The defining feature of depth first search is that it exhausts a given route through a graph until it tries the next one. I.e. it will look for the children of a given node, and then one child’s children and so on until it’s reached the end, before moving onto another branch. In terms of a useful example, this would be a useful algorithm if we wanted to know when two distant nodes are connected, in contrast to breadth-first search as we’ll see, as it would prioritise getting to the target node in any way possible ASAP.

Implementation

def visit(v, visited):
    visited[v] = True


def dfs(root, graph, visited=None):
    """Operates on Graph objects"""
    if not isinstance(visited, dict):
        visited = {k: False for k, v in graph}
    
    visit(root, visited)

    for node in graph[root]:
        if not visited[node]:
            dfs(node, graph, visited)

Analysis

Depth-first search visits every vertex once and checks every edge in the graph once. Therefore, DFS complexity is $O(V+E)$ This assumes that the graph is represented as an adjacency list.

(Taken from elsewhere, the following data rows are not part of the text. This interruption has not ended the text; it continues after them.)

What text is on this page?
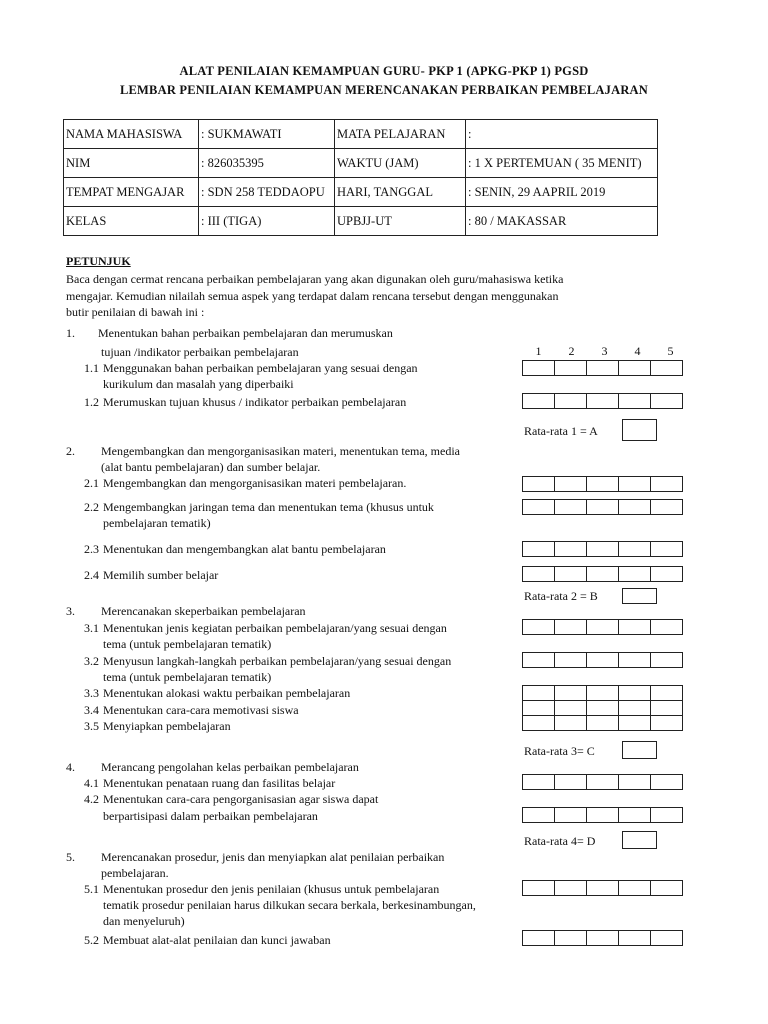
ALAT PENILAIAN KEMAMPUAN GURU- PKP 1 (APKG-PKP 1) PGSD
LEMBAR PENILAIAN KEMAMPUAN MERENCANAKAN PERBAIKAN PEMBELAJARAN
NAMA MAHASISWA	: SUKMAWATI	MATA PELAJARAN	:
NIM	: 826035395	WAKTU (JAM)	: 1 X PERTEMUAN ( 35 MENIT)
TEMPAT MENGAJAR	: SDN 258 TEDDAOPU	HARI, TANGGAL	: SENIN, 29 AAPRIL 2019
KELAS	: III (TIGA)	UPBJJ-UT	: 80 / MAKASSAR
PETUNJUK
Baca dengan cermat rencana perbaikan pembelajaran yang akan digunakan oleh guru/mahasiswa ketika
mengajar. Kemudian nilailah semua aspek yang terdapat dalam rencana tersebut dengan menggunakan
butir penilaian di bawah ini :
1	2	3	4	5
1. Menentukan bahan perbaikan pembelajaran dan merumuskan
tujuan /indikator perbaikan pembelajaran
1.1 Menggunakan bahan perbaikan pembelajaran yang sesuai dengan
kurikulum dan masalah yang diperbaiki
1.2 Merumuskan tujuan khusus / indikator perbaikan pembelajaran
Rata-rata 1 = A
2. Mengembangkan dan mengorganisasikan materi, menentukan tema, media
(alat bantu pembelajaran) dan sumber belajar.
2.1 Mengembangkan dan mengorganisasikan materi pembelajaran.
2.2 Mengembangkan jaringan tema dan menentukan tema (khusus untuk
pembelajaran tematik)
2.3 Menentukan dan mengembangkan alat bantu pembelajaran
2.4 Memilih sumber belajar
Rata-rata 2 = B
3. Merencanakan skeperbaikan pembelajaran
3.1 Menentukan jenis kegiatan perbaikan pembelajaran/yang sesuai dengan
tema (untuk pembelajaran tematik)
3.2 Menyusun langkah-langkah perbaikan pembelajaran/yang sesuai dengan
tema (untuk pembelajaran tematik)
3.3 Menentukan alokasi waktu perbaikan pembelajaran
3.4 Menentukan cara-cara memotivasi siswa
3.5 Menyiapkan pembelajaran
Rata-rata 3= C
4. Merancang pengolahan kelas perbaikan pembelajaran
4.1 Menentukan penataan ruang dan fasilitas belajar
4.2 Menentukan cara-cara pengorganisasian agar siswa dapat
berpartisipasi dalam perbaikan pembelajaran
Rata-rata 4= D
5. Merencanakan prosedur, jenis dan menyiapkan alat penilaian perbaikan
pembelajaran.
5.1 Menentukan prosedur den jenis penilaian (khusus untuk pembelajaran
tematik prosedur penilaian harus dilkukan secara berkala, berkesinambungan,
dan menyeluruh)
5.2 Membuat alat-alat penilaian dan kunci jawaban
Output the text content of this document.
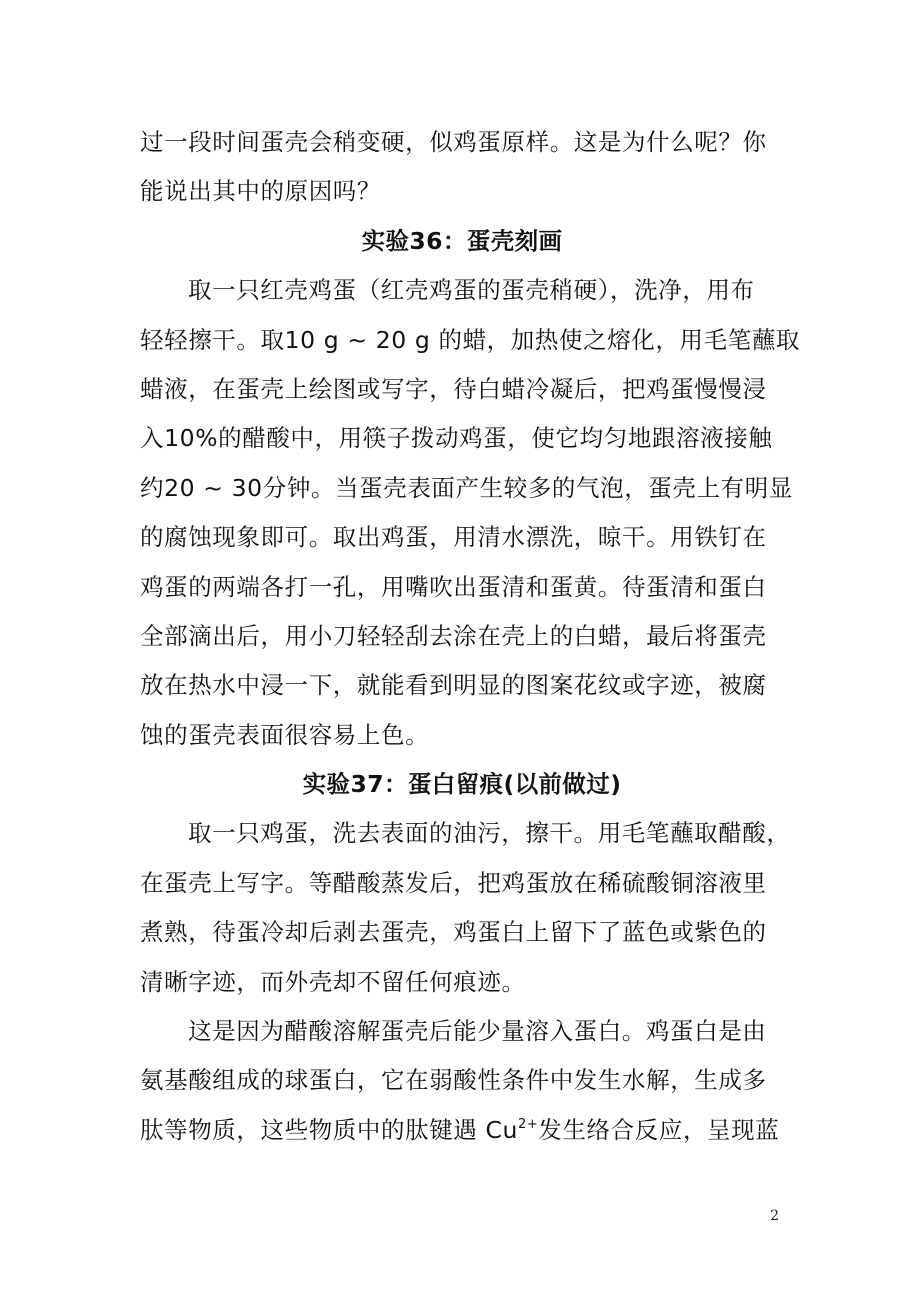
过一段时间蛋壳会稍变硬，似鸡蛋原样。这是为什么呢？你
能说出其中的原因吗？
实验36：蛋壳刻画
取一只红壳鸡蛋（红壳鸡蛋的蛋壳稍硬），洗净，用布
轻轻擦干。取10 g ~ 20 g 的蜡，加热使之熔化，用毛笔蘸取
蜡液，在蛋壳上绘图或写字，待白蜡冷凝后，把鸡蛋慢慢浸
入10%的醋酸中，用筷子拨动鸡蛋，使它均匀地跟溶液接触
约20 ~ 30分钟。当蛋壳表面产生较多的气泡，蛋壳上有明显
的腐蚀现象即可。取出鸡蛋，用清水漂洗，晾干。用铁钉在
鸡蛋的两端各打一孔，用嘴吹出蛋清和蛋黄。待蛋清和蛋白
全部滴出后，用小刀轻轻刮去涂在壳上的白蜡，最后将蛋壳
放在热水中浸一下，就能看到明显的图案花纹或字迹，被腐
蚀的蛋壳表面很容易上色。
实验37：蛋白留痕(以前做过)
取一只鸡蛋，洗去表面的油污，擦干。用毛笔蘸取醋酸，
在蛋壳上写字。等醋酸蒸发后，把鸡蛋放在稀硫酸铜溶液里
煮熟，待蛋冷却后剥去蛋壳，鸡蛋白上留下了蓝色或紫色的
清晰字迹，而外壳却不留任何痕迹。
这是因为醋酸溶解蛋壳后能少量溶入蛋白。鸡蛋白是由
氨基酸组成的球蛋白，它在弱酸性条件中发生水解，生成多
肽等物质，这些物质中的肽键遇 $Cu^{2+}$发生络合反应，呈现蓝
2
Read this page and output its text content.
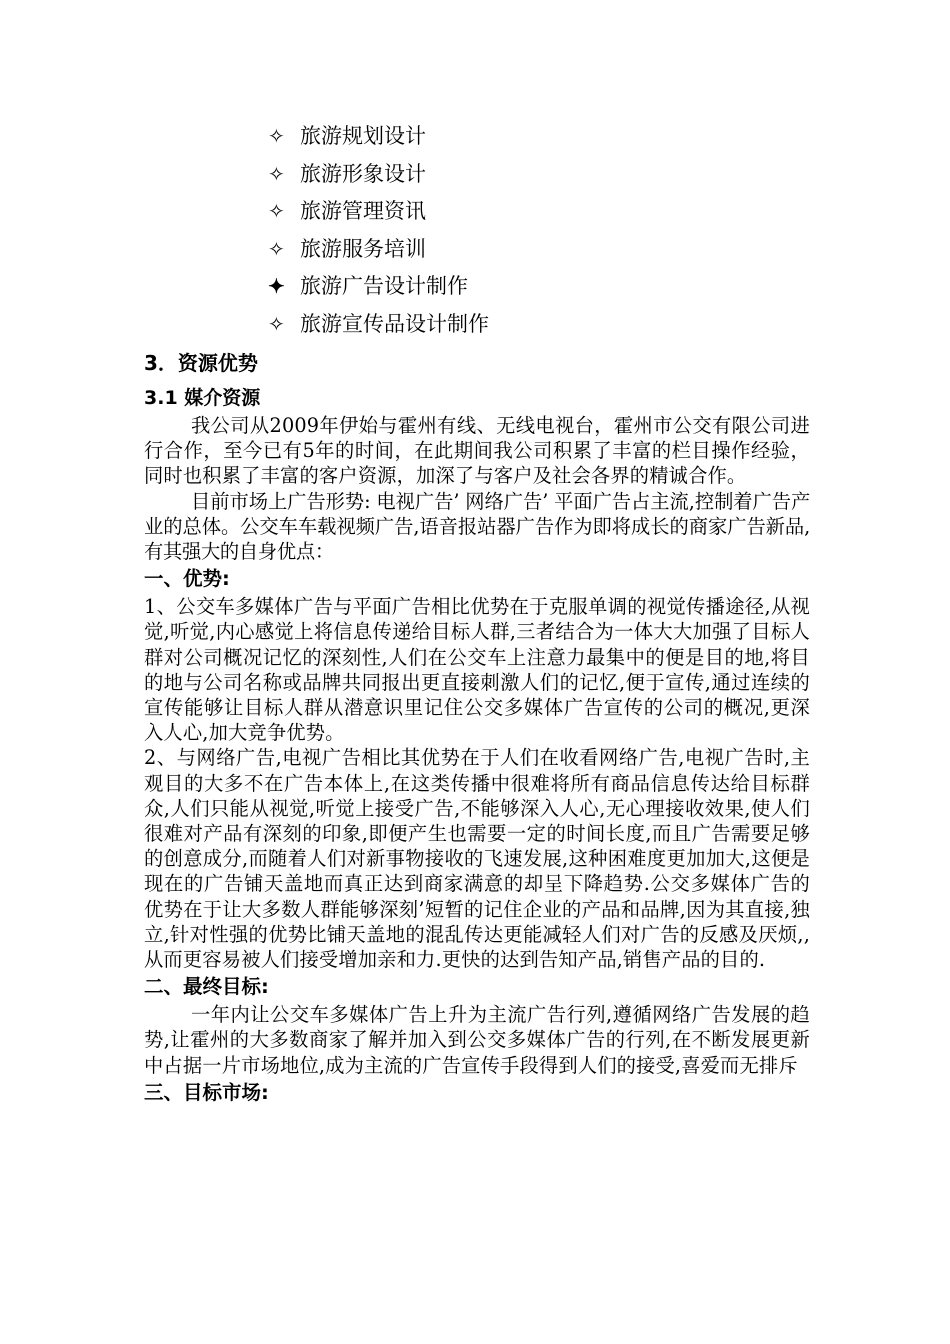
✧ 旅游规划设计
✧ 旅游形象设计
✧ 旅游管理资讯
✧ 旅游服务培训
✦ 旅游广告设计制作
✧ 旅游宣传品设计制作
3．资源优势
3.1 媒介资源

我公司从2009年伊始与霍州有线、无线电视台，霍州市公交有限公司进行合作，至今已有5年的时间，在此期间我公司积累了丰富的栏目操作经验，同时也积累了丰富的客户资源，加深了与客户及社会各界的精诚合作。

目前市场上广告形势: 电视广告’ 网络广告’ 平面广告占主流,控制着广告产业的总体。公交车车载视频广告,语音报站器广告作为即将成长的商家广告新品,有其强大的自身优点：

一、优势:

1、公交车多媒体广告与平面广告相比优势在于克服单调的视觉传播途径,从视觉,听觉,内心感觉上将信息传递给目标人群,三者结合为一体大大加强了目标人群对公司概况记忆的深刻性,人们在公交车上注意力最集中的便是目的地,将目的地与公司名称或品牌共同报出更直接刺激人们的记忆,便于宣传,通过连续的宣传能够让目标人群从潜意识里记住公交多媒体广告宣传的公司的概况,更深入人心,加大竞争优势。

2、与网络广告,电视广告相比其优势在于人们在收看网络广告,电视广告时,主观目的大多不在广告本体上,在这类传播中很难将所有商品信息传达给目标群众,人们只能从视觉,听觉上接受广告,不能够深入人心,无心理接收效果,使人们很难对产品有深刻的印象,即便产生也需要一定的时间长度,而且广告需要足够的创意成分,而随着人们对新事物接收的飞速发展,这种困难度更加加大,这便是现在的广告铺天盖地而真正达到商家满意的却呈下降趋势.公交多媒体广告的优势在于让大多数人群能够深刻’短暂的记住企业的产品和品牌,因为其直接,独立,针对性强的优势比铺天盖地的混乱传达更能减轻人们对广告的反感及厌烦,,从而更容易被人们接受增加亲和力.更快的达到告知产品,销售产品的目的.

二、最终目标:

一年内让公交车多媒体广告上升为主流广告行列,遵循网络广告发展的趋势,让霍州的大多数商家了解并加入到公交多媒体广告的行列,在不断发展更新中占据一片市场地位,成为主流的广告宣传手段得到人们的接受,喜爱而无排斥

三、目标市场:
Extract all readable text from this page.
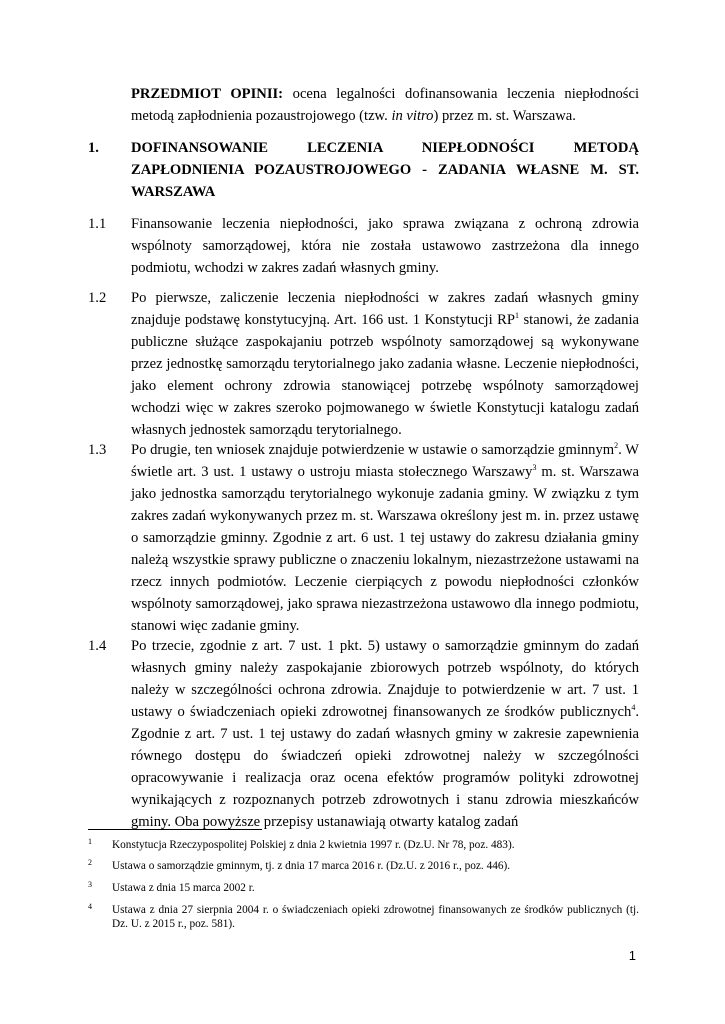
PRZEDMIOT OPINII: ocena legalności dofinansowania leczenia niepłodności metodą zapłodnienia pozaustrojowego (tzw. in vitro) przez m. st. Warszawa.
1. DOFINANSOWANIE LECZENIA NIEPŁODNOŚCI METODĄ ZAPŁODNIENIA POZAUSTROJOWEGO - ZADANIA WŁASNE M. ST. WARSZAWA
1.1 Finansowanie leczenia niepłodności, jako sprawa związana z ochroną zdrowia wspólnoty samorządowej, która nie została ustawowo zastrzeżona dla innego podmiotu, wchodzi w zakres zadań własnych gminy.
1.2 Po pierwsze, zaliczenie leczenia niepłodności w zakres zadań własnych gminy znajduje podstawę konstytucyjną. Art. 166 ust. 1 Konstytucji $RP^1$ stanowi, że zadania publiczne służące zaspokajaniu potrzeb wspólnoty samorządowej są wykonywane przez jednostkę samorządu terytorialnego jako zadania własne. Leczenie niepłodności, jako element ochrony zdrowia stanowiącej potrzebę wspólnoty samorządowej wchodzi więc w zakres szeroko pojmowanego w świetle Konstytucji katalogu zadań własnych jednostek samorządu terytorialnego.
1.3 Po drugie, ten wniosek znajduje potwierdzenie w ustawie o samorządzie gminnym$^2$. W świetle art. 3 ust. 1 ustawy o ustroju miasta stołecznego Warszawy$^3$ m. st. Warszawa jako jednostka samorządu terytorialnego wykonuje zadania gminy. W związku z tym zakres zadań wykonywanych przez m. st. Warszawa określony jest m. in. przez ustawę o samorządzie gminny. Zgodnie z art. 6 ust. 1 tej ustawy do zakresu działania gminy należą wszystkie sprawy publiczne o znaczeniu lokalnym, niezastrzeżone ustawami na rzecz innych podmiotów. Leczenie cierpiących z powodu niepłodności członków wspólnoty samorządowej, jako sprawa niezastrzeżona ustawowo dla innego podmiotu, stanowi więc zadanie gminy.
1.4 Po trzecie, zgodnie z art. 7 ust. 1 pkt. 5) ustawy o samorządzie gminnym do zadań własnych gminy należy zaspokajanie zbiorowych potrzeb wspólnoty, do których należy w szczególności ochrona zdrowia. Znajduje to potwierdzenie w art. 7 ust. 1 ustawy o świadczeniach opieki zdrowotnej finansowanych ze środków publicznych$^4$. Zgodnie z art. 7 ust. 1 tej ustawy do zadań własnych gminy w zakresie zapewnienia równego dostępu do świadczeń opieki zdrowotnej należy w szczególności opracowywanie i realizacja oraz ocena efektów programów polityki zdrowotnej wynikających z rozpoznanych potrzeb zdrowotnych i stanu zdrowia mieszkańców gminy. Oba powyższe przepisy ustanawiają otwarty katalog zadań
1 Konstytucja Rzeczypospolitej Polskiej z dnia 2 kwietnia 1997 r. (Dz.U. Nr 78, poz. 483).
2 Ustawa o samorządzie gminnym, tj. z dnia 17 marca 2016 r. (Dz.U. z 2016 r., poz. 446).
3 Ustawa z dnia 15 marca 2002 r.
4 Ustawa z dnia 27 sierpnia 2004 r. o świadczeniach opieki zdrowotnej finansowanych ze środków publicznych (tj. Dz. U. z 2015 r., poz. 581).
1
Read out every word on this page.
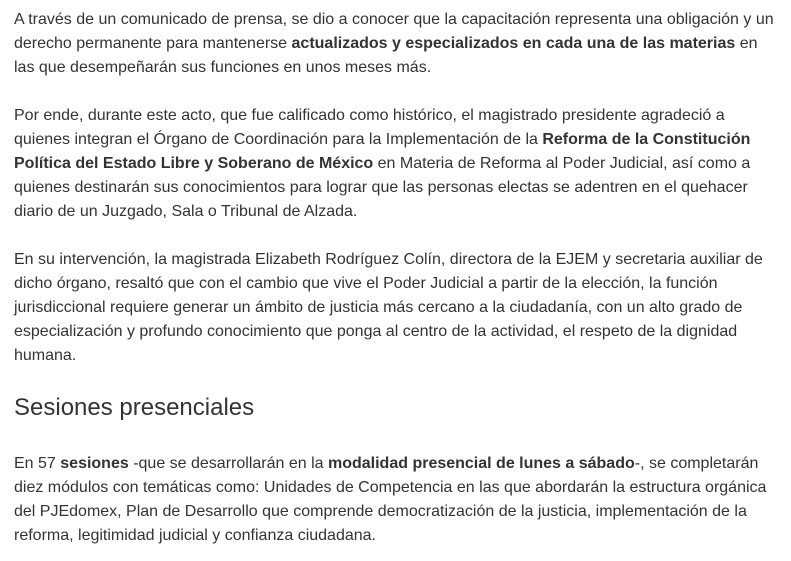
A través de un comunicado de prensa, se dio a conocer que la capacitación representa una obligación y un derecho permanente para mantenerse actualizados y especializados en cada una de las materias en las que desempeñarán sus funciones en unos meses más.

Por ende, durante este acto, que fue calificado como histórico, el magistrado presidente agradeció a quienes integran el Órgano de Coordinación para la Implementación de la Reforma de la Constitución Política del Estado Libre y Soberano de México en Materia de Reforma al Poder Judicial, así como a quienes destinarán sus conocimientos para lograr que las personas electas se adentren en el quehacer diario de un Juzgado, Sala o Tribunal de Alzada.

En su intervención, la magistrada Elizabeth Rodríguez Colín, directora de la EJEM y secretaria auxiliar de dicho órgano, resaltó que con el cambio que vive el Poder Judicial a partir de la elección, la función jurisdiccional requiere generar un ámbito de justicia más cercano a la ciudadanía, con un alto grado de especialización y profundo conocimiento que ponga al centro de la actividad, el respeto de la dignidad humana.

Sesiones presenciales

En 57 sesiones -que se desarrollarán en la modalidad presencial de lunes a sábado-, se completarán diez módulos con temáticas como: Unidades de Competencia en las que abordarán la estructura orgánica del PJEdomex, Plan de Desarrollo que comprende democratización de la justicia, implementación de la reforma, legitimidad judicial y confianza ciudadana.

Consider the motivating example for depth first search, finding whether two distant nodes are linked, similarly we might want to solve the converse problem - are two nearby nodes linked - for which depth first search would be rubbish. It might search most of the graph before realising that they are in fact next to each other! Breadth first search solves this problem by checking all of the child nodes of a given node first.

Implementation

We can implement the algorithm using a queue, a very common error for candidates is apparently to assume that this can be implemented recursively. However if you think about it this can’t make sense, because you would need to step side-ways in your recursion tree rather than downwards, introducing another variable to keep a track of where you are! This could get very complicated, and it’s much much simpler to go iteratively.

from queue import Queue


def visit(v, visited):
    visited[v] = True


def bfs(root, graph, visited=None, queue=None):
    """Operates on Graph objects"""

    if not isinstance(visited, dict):
        visited = {k: False for k, v in graph}
       
    if not isinstance(queue, dict):
        q = Queue()
    
    visit(root, visited)
    
    while q:
        node_to_visit = q.get()

        # visit child nodes, then put them in queue
        for node in graph[node_to_visit]:
            if not visited[node]:
                visit(node, visited)
                q.put(node)

Analysis

This will actually have the same average runtime as breadth first search as the same operation is taking place. The worst case will depend on your application though, as discussed above.

Conclusion

I hope you’ve enjoyed this whirlwind tour of some concepts in Computer Science, in all honesty this has served as a revision exericise for me. However I had fun writing it, and explaining something really makes you question your own understanding. I will be doing another post in the near future, doing the same thing but for atomic data structures.